Alphonse Daudet, Les trois messes basses - II

littérature; contes; livres

CONTE DE NOEL - I 

Dehors, le vent de la nuit soufflait en éparpillant la musique des cloches, et, à mesure, des lumières apparaissaient dans l'ombre aux flancs du mont Ventoux, en haut duquel s'élevaient les vieilles tours de Trinquelage. C'étaient des familles de métayers qui venaient entendre la messe de minuit au château. Ils grimpaient la côte en chantant par groupes de cinq ou six, le père en avant, la lanterne en main, les femmes enveloppées dans leurs grandes mantes brunes où les enfants se serraient et s'abritaient. Malgré l'heure et le froid, tout ce brave peuple marchait allégrement, soutenu par l'idée qu'au sortir de la messe, il y aurait, comme tous les ans, table mise pour eux en bas dans les cuisines. De temps en temps, sur la rude montée, le carrosse d'un seigneur précédé de porteurs de torches, faisait miroiter ses glaces au clair de lune, ou bien une mule trottait en agitant ses sonnailles, et à la lueur des falots enveloppés de brume, les métayers reconnaissaient leur bailli et le saluaient au passage:

- Bonsoir bonsoir maître Arnoton! 

- Bonsoir, bonsoir, mes enfants!

La nuit était claire, les étoiles avivées de froid; la bise piquait, et un fin grésil, glissant sur les vêtements sans les mouiller, gardait fidèlement la tradition des Noëls blancs de neige. Tout en haut de la côte, le château apparaissait comme le but, avec sa masse énorme de tours, de pignons, le clocher de sa chapelle montant dans le ciel bleu noir, et une foule de petites lumières qui clignotaient, allaient, venaient, s'agitaient à toutes les fenêtres, et ressemblaient, sur le fond sombre du bâtiment, aux étincelles courant dans des cendres de papier brûlé... 
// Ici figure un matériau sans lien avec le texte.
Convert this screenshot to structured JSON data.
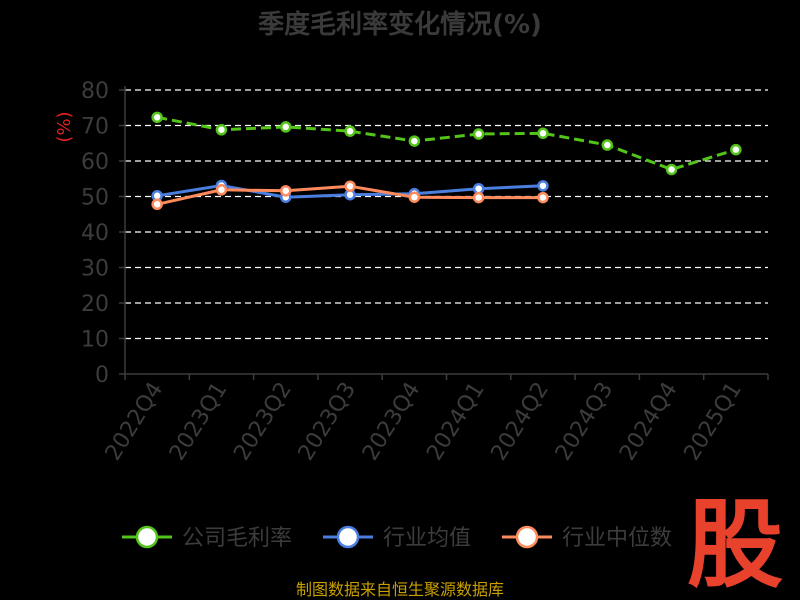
{
  "source_text": "制图数据来自恒生聚源数据库",
  "watermark_text": "股",
  "colors": {
    "company": "#52c41a",
    "industry_avg": "#4a7fe0",
    "industry_median": "#ff8a5c",
    "grid": "#ffffff",
    "axis": "#3c3c3c",
    "ylabel": "#e02020"
  },
  "chart_data": {
    "type": "line",
    "title": "季度毛利率变化情况(%)",
    "ylabel": "(%)",
    "xlabel": "",
    "ylim": [
      0,
      80
    ],
    "yticks": [
      0,
      10,
      20,
      30,
      40,
      50,
      60,
      70,
      80
    ],
    "grid": true,
    "legend_position": "bottom",
    "categories": [
      "2022Q4",
      "2023Q1",
      "2023Q2",
      "2023Q3",
      "2023Q4",
      "2024Q1",
      "2024Q2",
      "2024Q3",
      "2024Q4",
      "2025Q1"
    ],
    "series": [
      {
        "name": "公司毛利率",
        "color": "#52c41a",
        "dashed": true,
        "values": [
          72.3,
          68.8,
          69.6,
          68.4,
          65.6,
          67.6,
          67.8,
          64.5,
          57.6,
          63.2
        ]
      },
      {
        "name": "行业均值",
        "color": "#4a7fe0",
        "dashed": false,
        "values": [
          50.2,
          53.1,
          49.8,
          50.5,
          50.8,
          52.2,
          53.0,
          null,
          null,
          null
        ]
      },
      {
        "name": "行业中位数",
        "color": "#ff8a5c",
        "dashed": false,
        "values": [
          47.8,
          51.9,
          51.6,
          52.9,
          49.8,
          49.7,
          49.7,
          null,
          null,
          null
        ]
      }
    ]
  }
}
Passé le pont-levis et la poterne, il fallait, pour se rendre à la chapelle, traverser la première cour, pleine de carrosses, de valets, de chaises à porteurs, toute claire du feu des torches et de la flambée des cuisines. On entendait le tintement des tournebroches, le fracas des casseroles, le choc des cristaux et de l'argenterie remués dans les apprêts d'un repas; par là-dessus, une vapeur tiède, qui sentait bon les chairs rôties et les herbes fortes des sauces compliquées, faisait dire aux métayers, comme au chapelain, comme au bailli, comme à tout le monde: 

- Quel bon réveillon nous allons faire après la messe!  

(à suivre...) 

Alphonse Daudet, Les trois messes basses - lues par Fernandel (Frémeaux et Associés, 2006)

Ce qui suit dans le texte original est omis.